O governo dos EUA publicou um documento que critica a UE e sinaliza interesse em melhorar relações com a Rússia, em meio a negociações de paz na Ucrânia que entram numa fase crítica. O Kremlin elogiou a política de Donald Trump, afirmando que ela se alinha aos seus objetivos e que há espaço para diálogo, embora tenha alertado sobre possíveis sabotagens internas.

A divulgação ocorreu enquanto a troca de mensagens entre Washington, Kiev e aliados europeus contorna pontos sensíveis sobre garantias de segurança. Kiev pressiona por garantias que impeçam nova invasão, e a cartografia do acordo de paz de Trump permanece alvo de debates entre as partes.

Contornos Diplomáticos

Volodymyr Zelenskyy desloca-se a Downing Street para reunião com Keir Starmer, Emmanuel Macron e Friedrich Merz, buscando apoio europeu e garantias de segurança. Anteriormente, o presidente ucraniano manteve uma ligação de três dias com autoridades americanas durante encontros na Flórida, considerados centrais para avançar o acordo.

Segundo relatos, o telefonema durou cerca de duas horas e foi descrito como difícil por uma fonte próxima aos negociadores. Zelenskyy afirmou, via redes sociais, que as conversas buscaram pontos para encerrar a violência e evitar uma nova invasão.

Panorama dos Estados Unidos

Keith Kellogg, emissário de Trump, afirmou que os esforços para encerrar o conflito estavam nos “últimos dez metros”, destacando a disputa sobre território e o destino da usina nuclear de Zaporizhzhia. Kellogg, que deixará o cargo em janeiro, participou das discussões na Flórida.

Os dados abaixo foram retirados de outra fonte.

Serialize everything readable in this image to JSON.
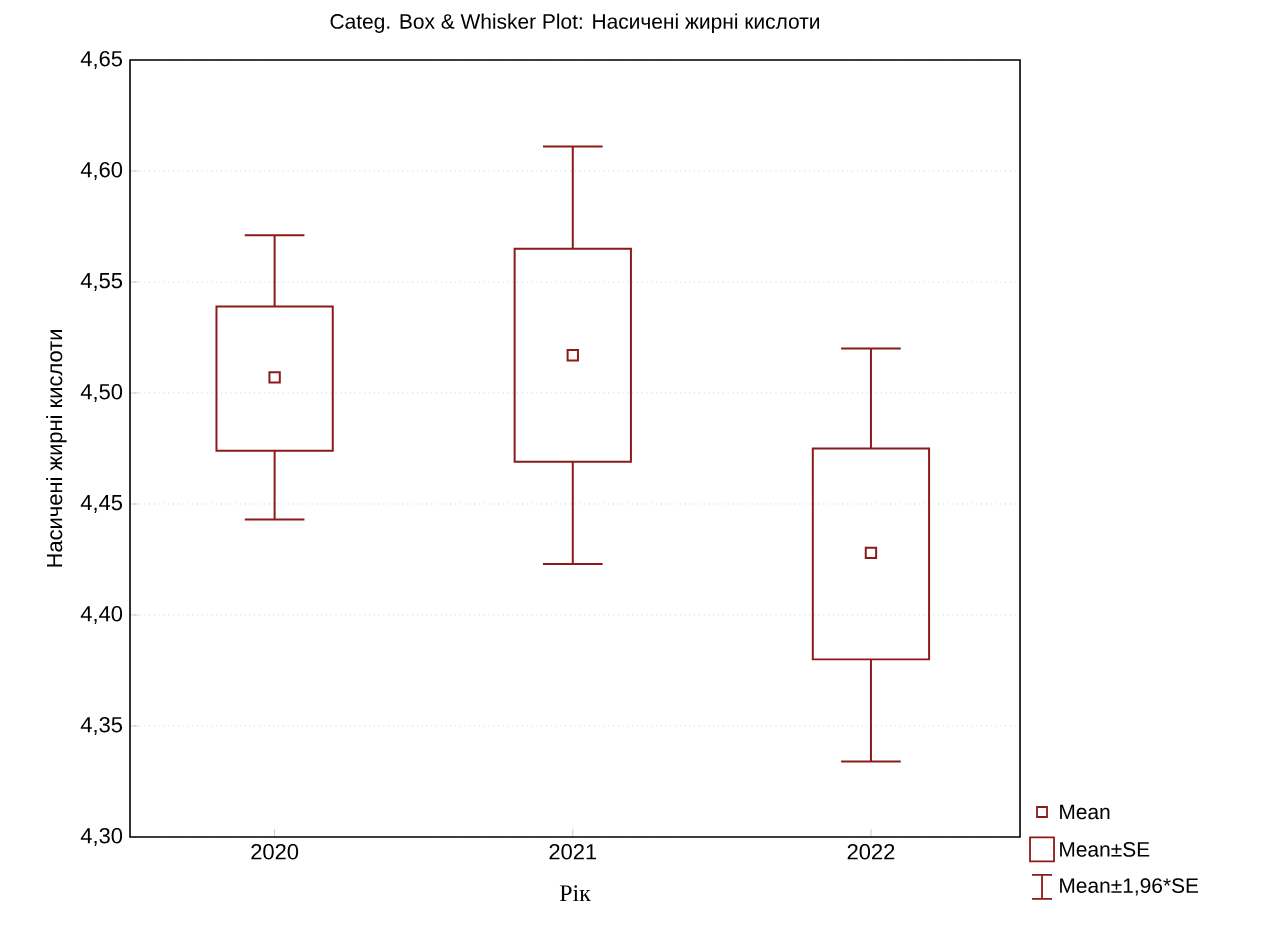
{
  "chart_data": {
    "type": "box",
    "title": "Categ. Box & Whisker Plot: Насичені жирні кислоти",
    "xlabel": "Рік",
    "ylabel": "Насичені жирні кислоти",
    "categories": [
      "2020",
      "2021",
      "2022"
    ],
    "boxes": [
      {
        "low": 4.443,
        "q1": 4.474,
        "q3": 4.539,
        "high": 4.571,
        "mean": 4.507
      },
      {
        "low": 4.423,
        "q1": 4.469,
        "q3": 4.565,
        "high": 4.611,
        "mean": 4.517
      },
      {
        "low": 4.334,
        "q1": 4.38,
        "q3": 4.475,
        "high": 4.52,
        "mean": 4.428
      }
    ],
    "color": "#8b1a1a",
    "ylim": [
      4.3,
      4.65
    ],
    "yticks": [
      {
        "value": 4.3,
        "label": "4,30"
      },
      {
        "value": 4.35,
        "label": "4,35"
      },
      {
        "value": 4.4,
        "label": "4,40"
      },
      {
        "value": 4.45,
        "label": "4,45"
      },
      {
        "value": 4.5,
        "label": "4,50"
      },
      {
        "value": 4.55,
        "label": "4,55"
      },
      {
        "value": 4.6,
        "label": "4,60"
      },
      {
        "value": 4.65,
        "label": "4,65"
      }
    ],
    "grid": "y",
    "marker": "square",
    "annotations": [
      "Mean",
      "Mean±SE",
      "Mean±1,96*SE"
    ]
  }
}
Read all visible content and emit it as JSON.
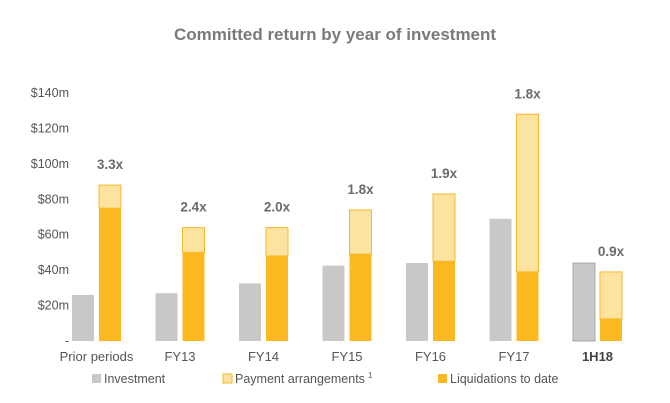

Análises indicam que tanto os EUA quanto a UE podem não concordar com o tipo de garantias de segurança que dissuadam a Rússia de nova ofensiva. O cenário permanece volátil, com o objetivo de evitar uma escalada maior.

Situação na Ucrânia

Na zona de combate, ataques à infraestrutura energética ucraniana continuam, causando quedas de energia e interrupções no abastecimento. Um morador de Chernihiv morreu em ataque de drone, no sábado, segundo autoridades locais. Em Kremenchuk, ataque de drones e mísseis atingiu a rede de energia, afetando água e luz no domingo.

A ofensiva energética sucede mais de 600 drones e 50 mísseis utilizados na sexta-feira. Especialistas alertam para um inverno difícil, com consequências humanitárias significativas, enquanto as negociações dialogam com realidades no terreno.